There is a carrier advantage here too. Allowing consumers to purchase unlocked phones makes those who need an unlocked phone happier. Happier customers equal more and better business. If you don’t want to ask your carrier for permission (and, really, should you have to?), there is another option.
Buy An Unlocked Phone
You can purchase unlocked phones directly from some manufacturers. Apple, for example, sells its iPhone 5 for $649 – significantly higher than the deal you would get if you bought a locked and contracted phone, but if you have the cash go for it. There are a handful of other manufacturers that offer unlocked phones as well. So, if you’re really determined to purchase an unlocked phone, it is possible (albeit more expensive). But, before you freak out over this new law, there is something else that I should clarify (just in case): unlocking a phone is not the same as jailbreaking a phone.

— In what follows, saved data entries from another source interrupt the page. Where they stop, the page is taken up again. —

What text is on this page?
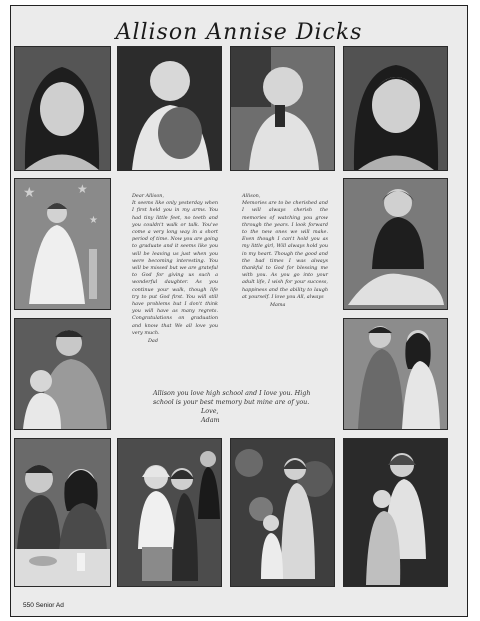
Allison Annise Dicks
★	★
★

Dear Allison,

It seems like only yesterday when I first held you in my arms. You had tiny little feet, no teeth and you couldn't walk or talk. You've come a very long way in a short period of time. Now you are going to graduate and it seems like you will be leaving us just when you were becoming interesting. You will be missed but we are grateful to God for giving us such a wonderful daughter. As you continue your walk, though life try to put God first. You will still have problems but I don't think you will have as many regrets. Congratulations on graduation and know that We all love you very much.

Dad

Allison,

Memories are to be cherished and I will always cherish the memories of watching you grow through the years. I look forward to the new ones we will make. Even though I can't hold you as my little girl, Will always hold you in my heart. Though the good and the bad times I was always thankful to God for blessing me with you. As you go into your adult life, I wish for your success, happiness and the ability to laugh at yourself. I love you All, always

Mama

Allison you love high school and I love you. High school is your best memory but mine are of you.
Love,
Adam
550 Senior Ad
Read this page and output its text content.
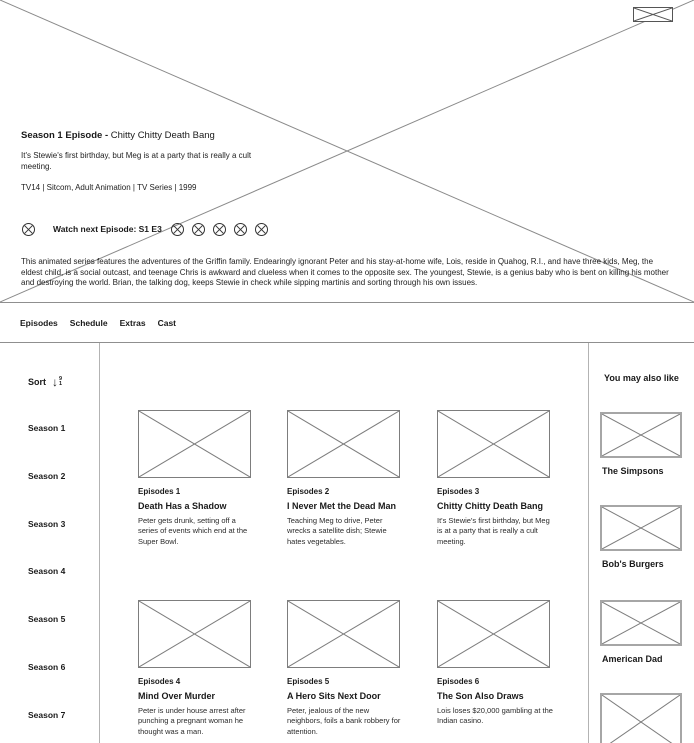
Season 1 Episode - Chitty Chitty Death Bang
It's Stewie's first birthday, but Meg is at a party that is really a cult meeting.
TV14 | Sitcom, Adult Animation | TV Series | 1999
Watch next Episode: S1 E3
This animated series features the adventures of the Griffin family. Endearingly ignorant Peter and his stay-at-home wife, Lois, reside in Quahog, R.I., and have three kids, Meg, the eldest child, is a social outcast, and teenage Chris is awkward and clueless when it comes to the opposite sex. The youngest, Stewie, is a genius baby who is bent on killing his mother and destroying the world. Brian, the talking dog, keeps Stewie in check while sipping martinis and sorting through his own issues.
Episodes Schedule Extras Cast
Sort ↓ 9
1
Season 1
Season 2
Season 3
Season 4
Season 5
Season 6
Season 7
Episodes 1
Death Has a Shadow
Peter gets drunk, setting off a series of events which end at the Super Bowl.
Episodes 2
I Never Met the Dead Man
Teaching Meg to drive, Peter wrecks a satellite dish; Stewie hates vegetables.
Episodes 3
Chitty Chitty Death Bang
It's Stewie's first birthday, but Meg is at a party that is really a cult meeting.
Episodes 4
Mind Over Murder
Peter is under house arrest after punching a pregnant woman he thought was a man.
Episodes 5
A Hero Sits Next Door
Peter, jealous of the new neighbors, foils a bank robbery for attention.
Episodes 6
The Son Also Draws
Lois loses $20,000 gambling at the Indian casino.
You may also like
The Simpsons
Bob's Burgers
American Dad
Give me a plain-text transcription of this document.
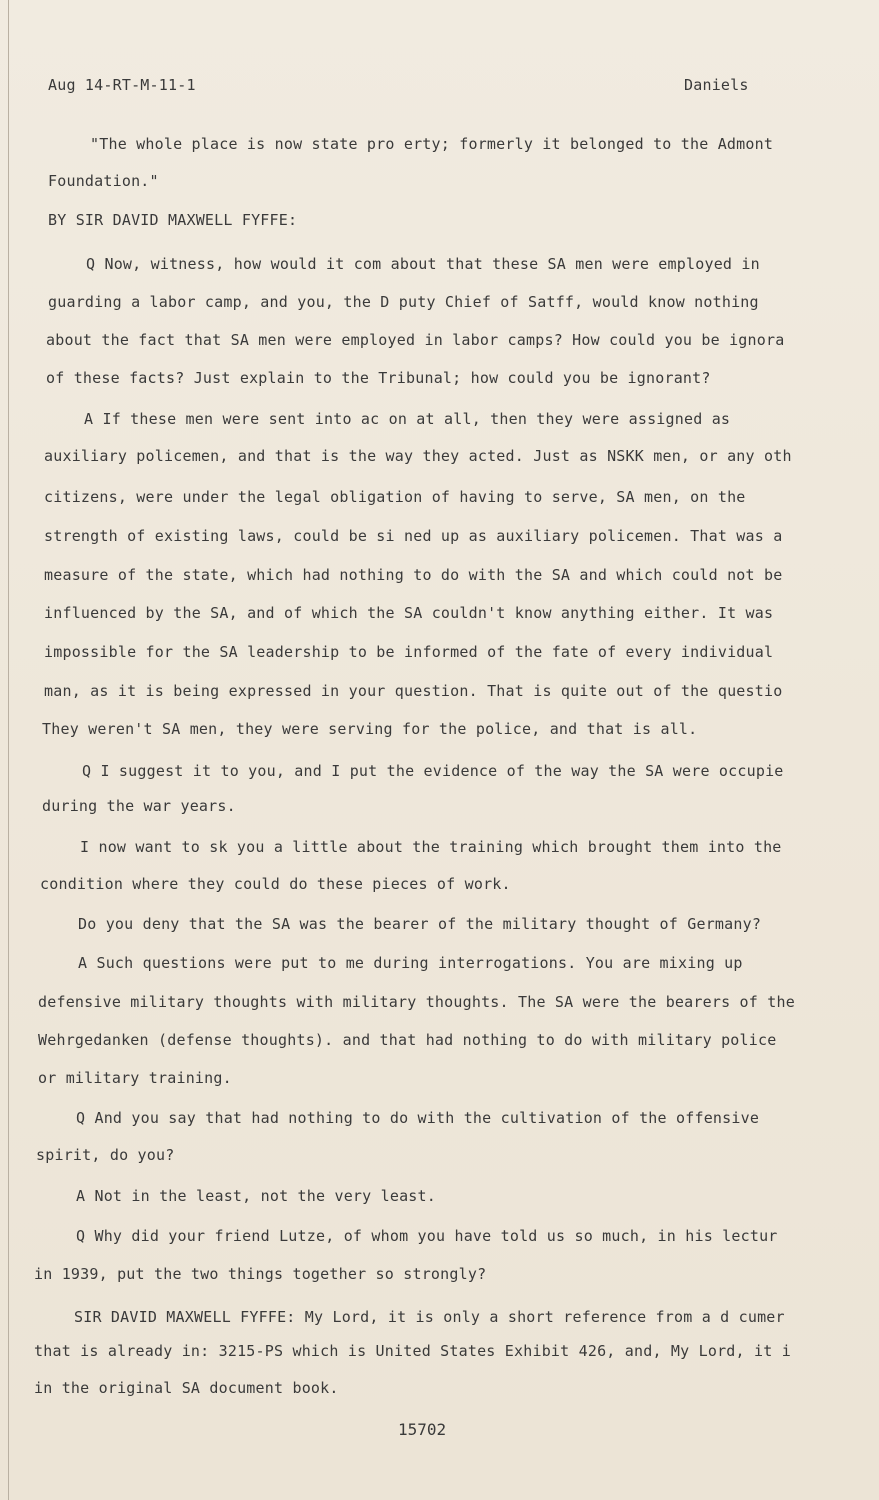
Aug 14-RT-M-11-1	Daniels
"The whole place is now state pro erty; formerly it belonged to the Admont
Foundation."
BY SIR DAVID MAXWELL FYFFE:
Q Now, witness, how would it com about that these SA men were employed in
guarding a labor camp, and you, the D puty Chief of Satff, would know nothing
about the fact that SA men were employed in labor camps? How could you be ignora
of these facts? Just explain to the Tribunal; how could you be ignorant?
A If these men were sent into ac on at all, then they were assigned as
auxiliary policemen, and that is the way they acted. Just as NSKK men, or any oth
citizens, were under the legal obligation of having to serve, SA men, on the
strength of existing laws, could be si ned up as auxiliary policemen. That was a
measure of the state, which had nothing to do with the SA and which could not be
influenced by the SA, and of which the SA couldn't know anything either. It was
impossible for the SA leadership to be informed of the fate of every individual
man, as it is being expressed in your question. That is quite out of the questio
They weren't SA men, they were serving for the police, and that is all.
Q I suggest it to you, and I put the evidence of the way the SA were occupie
during the war years.
I now want to sk you a little about the training which brought them into the
condition where they could do these pieces of work.
Do you deny that the SA was the bearer of the military thought of Germany?
A Such questions were put to me during interrogations. You are mixing up
defensive military thoughts with military thoughts. The SA were the bearers of the
Wehrgedanken (defense thoughts). and that had nothing to do with military police
or military training.
Q And you say that had nothing to do with the cultivation of the offensive
spirit, do you?
A Not in the least, not the very least.
Q Why did your friend Lutze, of whom you have told us so much, in his lectur
in 1939, put the two things together so strongly?
SIR DAVID MAXWELL FYFFE: My Lord, it is only a short reference from a d cumer
that is already in: 3215-PS which is United States Exhibit 426, and, My Lord, it i
in the original SA document book.
15702
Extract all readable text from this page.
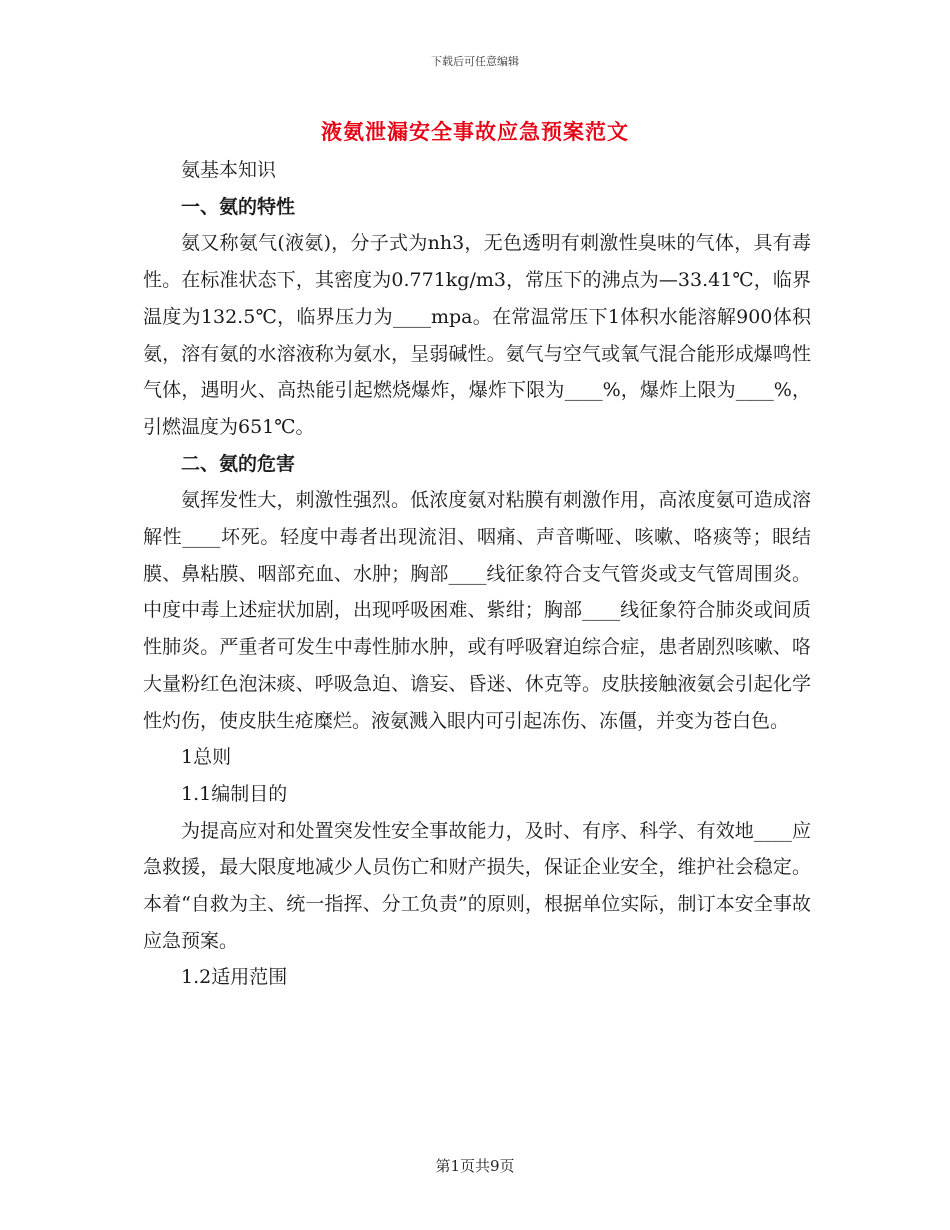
下载后可任意编辑
液氨泄漏安全事故应急预案范文

氨基本知识

一、氨的特性

氨又称氨气(液氨)，分子式为nh3，无色透明有刺激性臭味的气体，具有毒性。在标准状态下，其密度为0.771kg/m3，常压下的沸点为—33.41℃，临界温度为132.5℃，临界压力为____mpa。在常温常压下1体积水能溶解900体积氨，溶有氨的水溶液称为氨水，呈弱碱性。氨气与空气或氧气混合能形成爆鸣性气体，遇明火、高热能引起燃烧爆炸，爆炸下限为____%，爆炸上限为____%，引燃温度为651℃。

二、氨的危害

氨挥发性大，刺激性强烈。低浓度氨对粘膜有刺激作用，高浓度氨可造成溶解性____坏死。轻度中毒者出现流泪、咽痛、声音嘶哑、咳嗽、咯痰等；眼结膜、鼻粘膜、咽部充血、水肿；胸部____线征象符合支气管炎或支气管周围炎。中度中毒上述症状加剧，出现呼吸困难、紫绀；胸部____线征象符合肺炎或间质性肺炎。严重者可发生中毒性肺水肿，或有呼吸窘迫综合症，患者剧烈咳嗽、咯大量粉红色泡沫痰、呼吸急迫、谵妄、昏迷、休克等。皮肤接触液氨会引起化学性灼伤，使皮肤生疮糜烂。液氨溅入眼内可引起冻伤、冻僵，并变为苍白色。

1总则

1.1编制目的

为提高应对和处置突发性安全事故能力，及时、有序、科学、有效地____应急救援，最大限度地减少人员伤亡和财产损失，保证企业安全，维护社会稳定。本着“自救为主、统一指挥、分工负责”的原则，根据单位实际，制订本安全事故应急预案。

1.2适用范围

第1页共9页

Unlocking VS. Jailbreaking
Jailbreaking a phone is still legal. What’s the difference? Unlocking a phone means that you can switch between carriers simply (useful while traveling). Jailbreaking a phone means that you can run software on your phone that wouldn’t normally run on said phone. Why is one legal and one is not? Simply put, lawmakers are trying to protect carriers (so it seems).
There is a lot of controversy surrounding the new unlocking law. Many are protesting that forcing consumers to stick with one carrier is simply not fair or just. However, the Librarian of Congress is the same person that makes all those anti-hacking laws, so this law seems like it might stick. There are both plus and minuses involved in the inability to unlock a phone.
For many, not having this freedom is simply stifling while others see the anti-hacking sense behind it. If you currently have an unlocked phone, let me know what you think about this new law. For now, if you live outside of the United States, you are safe from the hand of the unlocking law. Hopefully, this isn’t a trend that will catch on.